I touched her wrist - gently. She didn't pull away. Just looked down at where my fingers were, like she didn't understand why I'd done it.

I didn't either.

Another door appeared in the mirror's reflection. We turned - and it was behind us, glowing faintly. The exit.

We walked out together, the air hitting our skin like relief.

Neither of us spoke for a while. Until she stopped walking and said, quietly, "Your secret wasn't surprising."

"Cool. Glad my fear of rejection is so obvious."

She looked at me - really looked. "It's not fear. It's something else."

"What, then?"

Her eyes narrowed like she was trying to find the right word. "Want."

I swallowed.

"I didn't say I wanted anything."

"You didn't have to." She paused, then turned her head slightly, just enough for me to catch the faintest smile. "Your subconscious screamed it."

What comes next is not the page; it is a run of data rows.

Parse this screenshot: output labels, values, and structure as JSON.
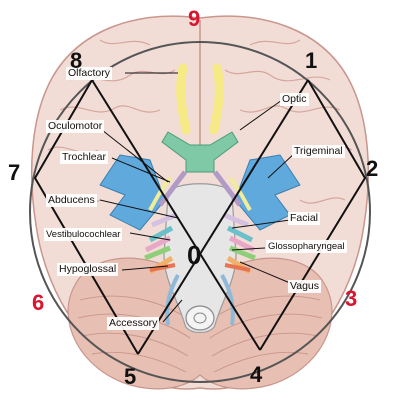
{
  "colors": {
    "background": "#ffffff",
    "brain": "#f2ddd6",
    "brain_line": "#c8968c",
    "cerebellum": "#e8bfb3",
    "brainstem": "#e6e6e6",
    "olfactory": "#f6ea86",
    "optic": "#7fc9a6",
    "oculomotor": "#b09ac6",
    "trochlear": "#f0ec9a",
    "trigeminal": "#5fa9dc",
    "abducens": "#d4c0e0",
    "facial": "#6cc0c9",
    "vestibulocochlear": "#e7a7c6",
    "glossopharyngeal": "#8fcf7a",
    "vagus": "#f0b169",
    "accessory": "#8fb9d8",
    "hypoglossal": "#e7744f",
    "accent_red": "#d9152f",
    "black": "#111111"
  },
  "nerves": {
    "olfactory": "Olfactory",
    "optic": "Optic",
    "oculomotor": "Oculomotor",
    "trochlear": "Trochlear",
    "trigeminal": "Trigeminal",
    "abducens": "Abducens",
    "facial": "Facial",
    "vestibulocochlear": "Vestibulocochlear",
    "glossopharyngeal": "Glossopharyngeal",
    "hypoglossal": "Hypoglossal",
    "vagus": "Vagus",
    "accessory": "Accessory"
  },
  "numbers": {
    "n0": "0",
    "n1": "1",
    "n2": "2",
    "n3": "3",
    "n4": "4",
    "n5": "5",
    "n6": "6",
    "n7": "7",
    "n8": "8",
    "n9": "9"
  }
}
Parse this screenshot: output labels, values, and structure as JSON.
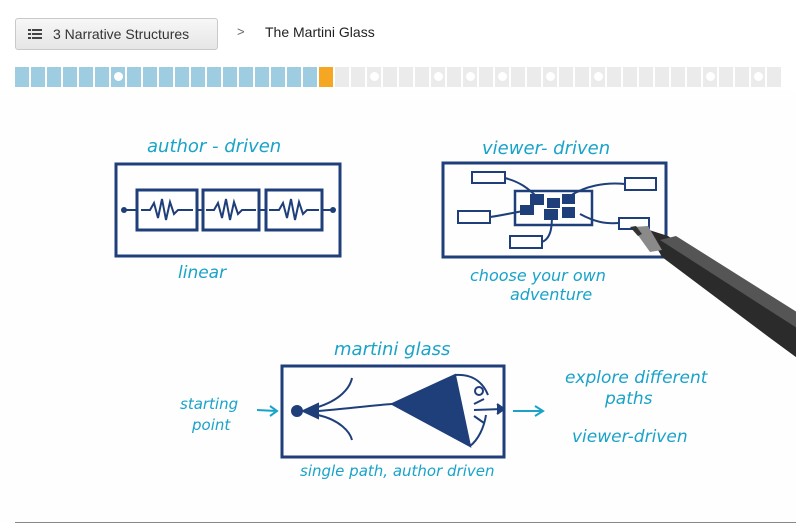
{
  "header": {
    "lesson_button_label": "3 Narrative Structures",
    "separator": ">",
    "title": "The Martini Glass"
  },
  "progress": {
    "segments": [
      "done",
      "done",
      "done",
      "done",
      "done",
      "done",
      "done-dot",
      "done",
      "done",
      "done",
      "done",
      "done",
      "done",
      "done",
      "done",
      "done",
      "done",
      "done",
      "done",
      "current",
      "todo",
      "todo",
      "todo-dot",
      "todo",
      "todo",
      "todo",
      "todo-dot",
      "todo",
      "todo-dot",
      "todo",
      "todo-dot",
      "todo",
      "todo",
      "todo-dot",
      "todo",
      "todo",
      "todo-dot",
      "todo",
      "todo",
      "todo",
      "todo",
      "todo",
      "todo",
      "todo-dot",
      "todo",
      "todo",
      "todo-dot",
      "todo"
    ]
  },
  "video": {
    "author_driven": "author - driven",
    "linear": "linear",
    "viewer_driven": "viewer- driven",
    "choose_line1": "choose your own",
    "choose_line2": "adventure",
    "martini_glass": "martini glass",
    "starting_line1": "starting",
    "starting_line2": "point",
    "single_path": "single path, author driven",
    "explore_line1": "explore different",
    "explore_line2": "paths",
    "viewer_driven_2": "viewer-driven"
  },
  "colors": {
    "ink_dark": "#1f3f7a",
    "ink_cyan": "#19a3c9",
    "progress_done": "#9ecde2",
    "progress_current": "#f5a623",
    "progress_todo": "#ebebeb"
  }
}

I opened my mouth to argue - to deflect, flirt, make a joke. But then-

A flutter of wings broke the tension. Something landed on the branch just above us.

A raven.

Wednesday froze.

"Friend of yours?" I asked, cautiously.

She stepped closer to it. The bird cocked its head at her, then at me. Its feathers shimmered dark violet in the torchlight.

"It's been following me since I got here," she said softly. "Sometimes it brings messages."

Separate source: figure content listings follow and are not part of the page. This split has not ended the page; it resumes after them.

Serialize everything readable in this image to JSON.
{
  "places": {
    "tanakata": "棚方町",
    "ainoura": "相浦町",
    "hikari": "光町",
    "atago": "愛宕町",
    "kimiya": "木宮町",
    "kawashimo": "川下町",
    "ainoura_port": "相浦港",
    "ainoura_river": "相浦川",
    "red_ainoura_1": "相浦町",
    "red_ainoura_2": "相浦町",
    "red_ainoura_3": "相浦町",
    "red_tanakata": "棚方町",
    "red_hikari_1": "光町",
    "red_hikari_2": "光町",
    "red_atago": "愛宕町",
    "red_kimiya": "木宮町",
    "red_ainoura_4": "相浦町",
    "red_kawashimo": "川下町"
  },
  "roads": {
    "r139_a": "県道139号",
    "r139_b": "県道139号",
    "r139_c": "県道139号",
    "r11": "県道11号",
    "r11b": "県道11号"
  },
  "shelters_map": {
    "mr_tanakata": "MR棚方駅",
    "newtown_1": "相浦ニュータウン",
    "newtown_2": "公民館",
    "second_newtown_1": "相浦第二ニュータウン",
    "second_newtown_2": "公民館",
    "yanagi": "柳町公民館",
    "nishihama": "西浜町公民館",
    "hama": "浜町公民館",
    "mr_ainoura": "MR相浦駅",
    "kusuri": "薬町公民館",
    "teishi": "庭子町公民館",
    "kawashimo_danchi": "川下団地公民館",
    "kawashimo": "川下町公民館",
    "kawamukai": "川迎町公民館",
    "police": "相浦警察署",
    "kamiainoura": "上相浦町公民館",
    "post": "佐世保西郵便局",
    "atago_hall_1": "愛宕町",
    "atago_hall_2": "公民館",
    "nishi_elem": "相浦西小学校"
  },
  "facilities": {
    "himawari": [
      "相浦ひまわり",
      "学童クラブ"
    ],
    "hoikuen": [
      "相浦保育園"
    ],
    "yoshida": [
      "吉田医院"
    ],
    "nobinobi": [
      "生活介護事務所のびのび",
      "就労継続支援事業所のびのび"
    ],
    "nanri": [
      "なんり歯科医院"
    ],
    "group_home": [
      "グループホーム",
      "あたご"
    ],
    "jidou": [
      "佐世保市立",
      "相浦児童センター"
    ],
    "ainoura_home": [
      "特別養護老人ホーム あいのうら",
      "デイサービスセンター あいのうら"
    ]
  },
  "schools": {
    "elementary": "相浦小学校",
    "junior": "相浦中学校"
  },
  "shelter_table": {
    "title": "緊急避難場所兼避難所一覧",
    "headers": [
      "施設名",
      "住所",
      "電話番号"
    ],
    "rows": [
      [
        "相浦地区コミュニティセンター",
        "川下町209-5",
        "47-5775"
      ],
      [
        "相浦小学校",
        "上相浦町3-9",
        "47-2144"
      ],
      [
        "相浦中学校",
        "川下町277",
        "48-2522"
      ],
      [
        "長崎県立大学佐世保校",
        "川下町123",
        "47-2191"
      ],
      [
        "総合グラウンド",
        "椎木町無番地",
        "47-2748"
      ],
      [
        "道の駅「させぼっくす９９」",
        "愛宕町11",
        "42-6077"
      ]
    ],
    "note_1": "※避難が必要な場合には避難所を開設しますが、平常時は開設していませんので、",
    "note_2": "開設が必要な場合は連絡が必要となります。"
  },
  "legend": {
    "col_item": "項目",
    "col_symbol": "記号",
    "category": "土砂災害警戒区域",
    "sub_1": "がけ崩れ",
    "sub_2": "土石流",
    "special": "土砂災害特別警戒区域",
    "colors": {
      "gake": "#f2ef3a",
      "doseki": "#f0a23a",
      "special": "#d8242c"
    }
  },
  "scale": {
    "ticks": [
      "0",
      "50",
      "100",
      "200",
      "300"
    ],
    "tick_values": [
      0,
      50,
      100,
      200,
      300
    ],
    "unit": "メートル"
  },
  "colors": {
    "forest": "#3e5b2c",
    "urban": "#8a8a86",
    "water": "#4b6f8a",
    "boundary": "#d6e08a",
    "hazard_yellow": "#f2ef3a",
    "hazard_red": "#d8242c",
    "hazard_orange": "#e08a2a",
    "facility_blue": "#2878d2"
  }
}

I blinked. "Like... Hogwarts-style?"

She ignored me and reached into the pouch on its leg. A tiny scroll of parchment. She read it, then tucked it away.

"What did it say?"

She didn't answer right away. Then, carefully: "That not every connection is a weakness."

She looked at me when she said it.

I stared at her.

That was the first time I saw her unsure. It flickered across her face like lightning - brief, but real. Like saying that aloud had cost her something.

I didn't know what to say to that. So I didn't say anything.

Just stood there, watching the raven fly off into the trees, and felt the air between us shift.

Like something had cracked open.

Like something had started.

Later, in the Dorm Room

Enid was already half-asleep when we got back. I kicked my boots off and flopped onto her bed with a dramatic sigh.

"That was... traumatizing," I mumbled.

Wednesday lit a candle. Not because she was a witch or anything, but because apparently, she didn't trust overhead lighting.

"I've been through worse."

"You always say that."

"Because it's always true."

She sat down at her desk and opened her notebook. I watched her from the corner of my eye.

Something in me itched to say something. To ask.

"Hey... that thing you said earlier. About me having a chance."

She didn't look up. "What about it?"

"Did you mean it?"

This time, she paused mid-sentence.

Then, finally, she said, "Yes."

Just that. Simple. Blunt.

But my chest did something weird and fluttery.

I curled deeper into the blankets. Enid had left a heating pad under the covers. I loved her a little extra for that.

Wednesday's candle flickered.

"Go to sleep," she said quietly.

"I will."

But I didn't.

Not for a while.

I stayed awake, listening to the sound of her pen scratching across the page. The candle crackling. The occasional flap of wings outside the window.

Wondering what the hell this was becoming.

And why the idea of her stopping... scared me more than any echoing house ever could.